Greece might fall into this camp as well. In Russia, meanwhile, Obama is beating Romney by a margin of 27-12, according to the German Marshall Fund's Transatlantic Trends survey. Russian President Vladimir Putin has dismissed Romney's characterization of Russia as America's top geopolitical foe and described Obama as a "very honest man."

THIRD-PARTY STRONGHOLDS

For its consistent and overwhelming opposition toward both major-party U.S. presidential candidates -- hostility that has only been inflamed by drone strikes and the Osama bin Laden raid -- Pakistan deserves a category of its own. A surprising result of the BBC's global opinion poll was that more Pakistanis supported Romney (14 percent) than Obama (11 percent). But the larger story is that the vast majority of Pakistanis didn't choose either candidate.

With headlines like "Poor choice for Americans" and "The US elections mean nothing for Pakistan," it's clear the Pakistani press agrees with public opinion.

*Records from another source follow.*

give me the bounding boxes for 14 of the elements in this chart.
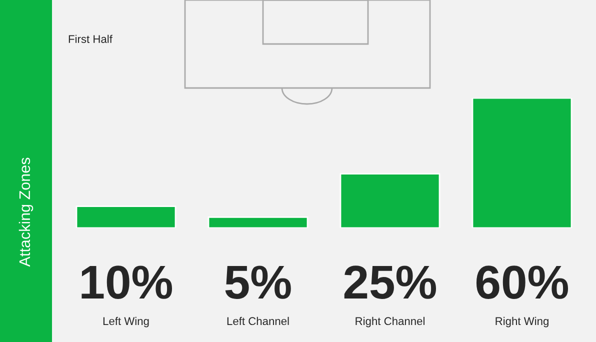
data-label: 10%	[82, 266, 172, 300]
x-tick-label: Right Wing	[496, 316, 548, 328]
data-label: 25%	[344, 266, 436, 300]
y-axis-title: Attacking Zones	[18, 158, 34, 267]
chart-subtitle: First Half	[68, 34, 112, 43]
x-tick-label: Left Channel	[227, 316, 289, 326]
bar	[472, 98, 572, 228]
x-tick-label: Right Channel	[356, 316, 424, 328]
bar	[76, 206, 176, 228]
bar	[340, 173, 440, 228]
data-label: 60%	[476, 266, 568, 300]
bar	[208, 216, 308, 228]
x-tick-label: Left Wing	[103, 316, 149, 328]
data-label: 5%	[225, 266, 291, 300]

What are the broader lessons we can learn from all these statistics? According to UPI data, countries that enthusiastically support Obama tend to cite the candidates' competence, personality, and personal background as the main factors, while countries that are supportive of Romney tend to mention the candidates' policies toward their nations. More broadly, it appears that, with some exceptions, Israel is Romney country and Northern and Western Europe is Obama country, with a skeptical rest of the world in the middle. As for Pakistan? Perhaps they'll flock to Ron Paul.